From that point, the direction of the album does seem to shift a bit, and a little more control is established - sure, we get the much-welcome evisceration of institutionalized ignorance and apathy in the face of real issues on 'What They Don't Know' - definitely what I needed in a day right before an election - but more focus is set on how Sims is trying to deal with this deconstruction of his artistic identity, with 'Oakland Avenue Catalpas' showing him just trying to ride the ups and down and yet acknowledge his own vulnerability while holding hard. 'Badlands' gets even more intriguing as it shows his own success running contrary to punk seeds planted long ago - he's trying to make the mundane euphoric and he even references the bellicose oi scene in hardcore punk, only to find himself on the red carpet. But then we get up to 'Shaking In My Sheets'... which at first glimpse seems to be Sims making a sex song - and one of the more emotionally honest and nuanced ones I've heard in a while, at that - until you realize it could very well be about his wife, who was critically ill for months and their loving connection had to find some way to persist, which lends it an organic gravity that's uncomfortably intimate but all the more powerful. And that's before we get 'Voltaire', which paints a starkly detailed story of going to dance at a club... only for someone he loves to get gunned down there by accident, and him raging as he sees the bloody mess unfold... no controlled recklessness could have prepared him for this. And to translate all of that... well, then we have the closer 'Gosper Island', which show Sims counting fractal patterns on the glass, finding the tangible patterns... but how to create something that anyone else can understand? And the closing bit of scientific language, I want to share the entire final stanza here: 'How to count the waves / how to offset the phase / how to synchronize the phrase / how to love what is left in its wake / when it rolls in to take it away / give it back to you'. Fantastic layered language describing how music and art is created from personal experience, refined, released, and then given to the audience in an echoing feedback loop... simple, but damn near perfect.

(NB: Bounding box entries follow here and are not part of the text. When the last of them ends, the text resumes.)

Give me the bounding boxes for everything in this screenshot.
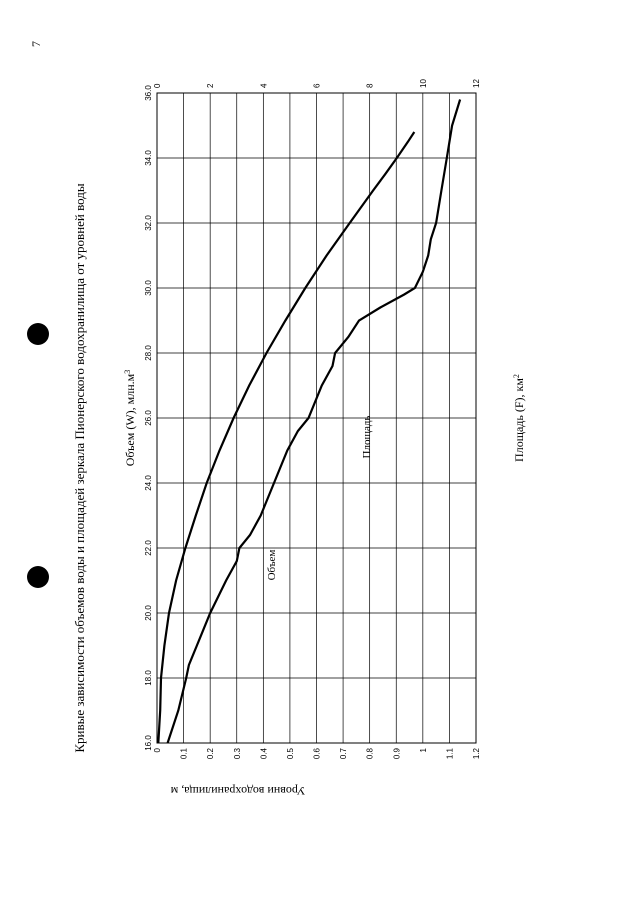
annotation-area: Площадь	[361, 416, 373, 459]
level-axis-ticks: 16.0 18.0 20.0 22.0 24.0 26.0 28.0 30.0 32.0 34.0…	[144, 85, 153, 751]
level-tick-label: 20.0	[144, 605, 153, 621]
area-tick-label: 0.8	[366, 747, 375, 759]
level-tick-label: 24.0	[144, 475, 153, 491]
area-tick-label: 1.1	[445, 747, 454, 759]
level-tick-label: 16.0	[144, 735, 153, 751]
punch-hole-top	[27, 323, 49, 345]
chart-title: Кривые зависимости объемов воды и площад…	[72, 183, 87, 753]
area-tick-label: 0.5	[286, 747, 295, 759]
area-tick-label: 0.1	[180, 747, 189, 759]
volume-axis-label-text: Объем (W), млн.м	[123, 373, 137, 466]
volume-tick-label: 6	[313, 83, 322, 88]
level-tick-label: 28.0	[144, 345, 153, 361]
level-tick-label: 30.0	[144, 280, 153, 296]
level-tick-label: 36.0	[144, 85, 153, 101]
volume-axis-label: Объем (W), млн.м3	[123, 370, 138, 467]
volume-axis-ticks: 0 2 4 6 8 10 12	[153, 79, 481, 88]
area-axis-label-text: Площадь (F), км	[512, 378, 526, 462]
volume-curve	[157, 131, 416, 744]
volume-axis-label-sup: 3	[123, 370, 132, 374]
area-tick-label: 1.2	[472, 747, 481, 759]
volume-tick-label: 4	[259, 83, 268, 88]
area-axis-label-sup: 2	[512, 374, 521, 378]
area-tick-label: 0.7	[339, 747, 348, 759]
area-tick-label: 0.2	[206, 747, 215, 759]
area-tick-label: 0.3	[233, 747, 242, 759]
volume-tick-label: 12	[472, 79, 481, 88]
punch-hole-bottom	[27, 566, 49, 588]
volume-tick-label: 8	[366, 83, 375, 88]
grid-vertical	[156, 93, 477, 743]
area-tick-label: 0.9	[392, 747, 401, 759]
area-axis-ticks: 0 0.1 0.2 0.3 0.4 0.5 0.6 0.7 0.8 0.9 1 1.1 1.2	[153, 747, 481, 759]
volume-tick-label: 10	[419, 79, 428, 88]
area-tick-label: 1	[419, 747, 428, 752]
annotation-volume: Объем	[266, 550, 278, 581]
level-tick-label: 34.0	[144, 150, 153, 166]
level-tick-label: 32.0	[144, 215, 153, 231]
area-axis-label: Площадь (F), км2	[512, 374, 527, 462]
volume-tick-label: 0	[153, 83, 162, 88]
level-tick-label: 26.0	[144, 410, 153, 426]
page-number: 7	[29, 41, 43, 47]
area-tick-label: 0.4	[259, 747, 268, 759]
level-tick-label: 18.0	[144, 670, 153, 686]
area-curve	[166, 99, 462, 744]
area-tick-label: 0.6	[313, 747, 322, 759]
level-tick-label: 22.0	[144, 540, 153, 556]
level-axis-label: Уровни водохранилища, м	[170, 784, 305, 798]
area-tick-label: 0	[153, 747, 162, 752]
volume-tick-label: 2	[206, 83, 215, 88]
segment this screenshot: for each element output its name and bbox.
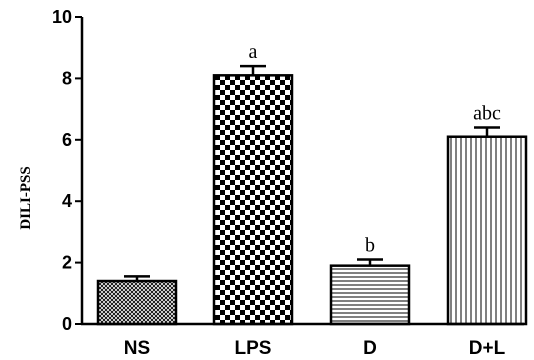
y-tick-label: 2 [62,253,72,273]
bar-ns [96,279,178,326]
y-tick-label: 0 [62,314,72,334]
x-category-label: LPS [235,338,272,359]
x-category-label: D [363,338,377,359]
y-axis-ticks: 0 2 4 6 8 10 [52,7,82,334]
bars: a b abc [96,41,528,326]
y-tick-label: 4 [62,191,72,211]
y-tick-label: 8 [62,68,72,88]
y-axis-label: DILI-PSS [18,166,34,229]
x-category-label: NS [124,338,150,359]
y-tick-label: 6 [62,130,72,150]
bar-d-l [446,135,528,326]
significance-label: a [249,41,258,63]
significance-label: abc [473,103,501,125]
x-category-label: D+L [469,338,506,359]
significance-label: b [365,235,375,257]
bar-d [329,264,411,326]
y-tick-label: 10 [52,7,72,27]
x-axis-labels: NS LPS D D+L [124,338,506,359]
bar-lps [212,74,294,326]
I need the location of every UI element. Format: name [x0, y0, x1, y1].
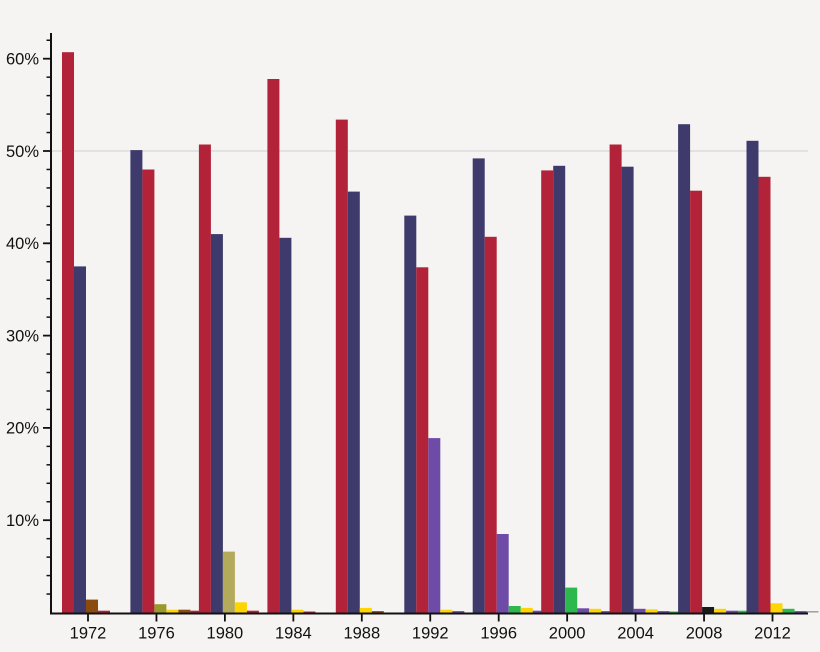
bar-1980-1 — [198, 144, 211, 613]
bar-1972-2 — [74, 266, 86, 613]
bar-2012-5 — [794, 611, 807, 613]
x-tick-label-1988: 1988 — [343, 625, 380, 643]
bar-1992-5 — [452, 611, 465, 613]
y-tick-label-50: 50% — [6, 143, 39, 161]
bar-1980-3 — [222, 551, 235, 613]
bar-1980-5 — [246, 610, 259, 613]
bar-2008-2 — [690, 190, 703, 613]
x-tick-label-2012: 2012 — [754, 625, 791, 643]
bar-2004-4 — [645, 609, 658, 613]
bar-1992-1 — [404, 215, 417, 613]
bar-1996-5 — [520, 607, 533, 613]
x-tick-label-1984: 1984 — [275, 625, 312, 643]
bar-2000-3 — [565, 587, 578, 613]
bar-1988-2 — [347, 191, 360, 613]
bar-1976-5 — [178, 609, 191, 613]
bar-1972-1 — [62, 52, 74, 613]
bar-2012-2 — [758, 176, 771, 613]
bar-1980-4 — [234, 602, 247, 613]
bar-1976-4 — [166, 609, 179, 613]
bar-2008-4 — [714, 608, 727, 613]
bar-2004-2 — [621, 166, 634, 613]
x-tick-label-1992: 1992 — [412, 625, 449, 643]
bar-1988-1 — [335, 119, 348, 613]
bar-2008-1 — [678, 124, 691, 613]
y-tick-label-40: 40% — [6, 235, 39, 253]
bar-1984-4 — [303, 611, 316, 613]
bar-2004-3 — [633, 608, 646, 613]
bar-1984-2 — [279, 237, 292, 613]
x-tick-label-2000: 2000 — [549, 625, 586, 643]
bar-1996-1 — [472, 158, 485, 613]
bar-2004-1 — [609, 144, 622, 613]
bar-1992-2 — [416, 267, 429, 613]
bar-2000-4 — [577, 608, 590, 613]
bar-2000-5 — [589, 608, 602, 613]
bar-1992-3 — [428, 438, 441, 613]
y-tick-label-20: 20% — [6, 420, 39, 438]
bar-2012-6 — [806, 611, 819, 613]
bar-1992-4 — [440, 609, 453, 613]
y-tick-label-60: 60% — [6, 50, 39, 68]
bar-1976-1 — [130, 150, 143, 613]
bar-2012-4 — [782, 608, 795, 613]
bar-2004-6 — [669, 611, 682, 613]
bar-1976-6 — [190, 610, 203, 613]
bar-2000-6 — [601, 611, 614, 613]
bar-1996-4 — [508, 606, 521, 613]
bar-1972-4 — [98, 610, 110, 613]
bar-2008-3 — [702, 607, 715, 613]
bar-1996-3 — [496, 534, 509, 613]
bar-1984-1 — [267, 79, 280, 613]
x-tick-label-1976: 1976 — [138, 625, 175, 643]
x-tick-label-1980: 1980 — [207, 625, 244, 643]
x-tick-label-2008: 2008 — [686, 625, 723, 643]
bar-1984-3 — [291, 609, 304, 613]
x-tick-label-1972: 1972 — [70, 625, 107, 643]
bar-2008-5 — [726, 610, 739, 613]
bar-2008-6 — [738, 610, 751, 613]
bar-2004-5 — [657, 611, 670, 613]
bar-1976-2 — [142, 169, 155, 613]
bar-1988-3 — [359, 607, 372, 613]
bar-1976-3 — [154, 604, 167, 613]
bar-1980-2 — [210, 234, 223, 613]
y-tick-label-30: 30% — [6, 327, 39, 345]
bar-2012-3 — [770, 603, 783, 613]
bar-1972-3 — [86, 599, 98, 613]
bar-1996-2 — [484, 236, 497, 613]
x-tick-label-2004: 2004 — [617, 625, 654, 643]
bar-2000-1 — [541, 170, 554, 613]
y-tick-label-10: 10% — [6, 512, 39, 530]
bar-2012-1 — [746, 140, 759, 613]
bar-1996-6 — [532, 610, 545, 613]
bar-2000-2 — [553, 165, 566, 613]
bar-1988-4 — [371, 611, 384, 613]
x-tick-label-1996: 1996 — [480, 625, 517, 643]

In short... yeah, this review went long, but this album is something unquestionably special. Too many people will ignore it as a side project of Doomtree, or as too alien and weird to really appreciate - folks, do not make that mistake. Not only is this album intelligent, heartfelt, and a nerve-wracking listen all the way through, it also has some of the most energetic, explosive, and hard-hitting bangers you'll hear all year, killing the lie yet again that intelligent and conscious hip-hop can't be as catchy or explosive as any other genre. Easily a 9/10, the highest of my recommendations, Sims just released a record that easily lives up to its title - get More Than Ever, people, it most certainly deserves it.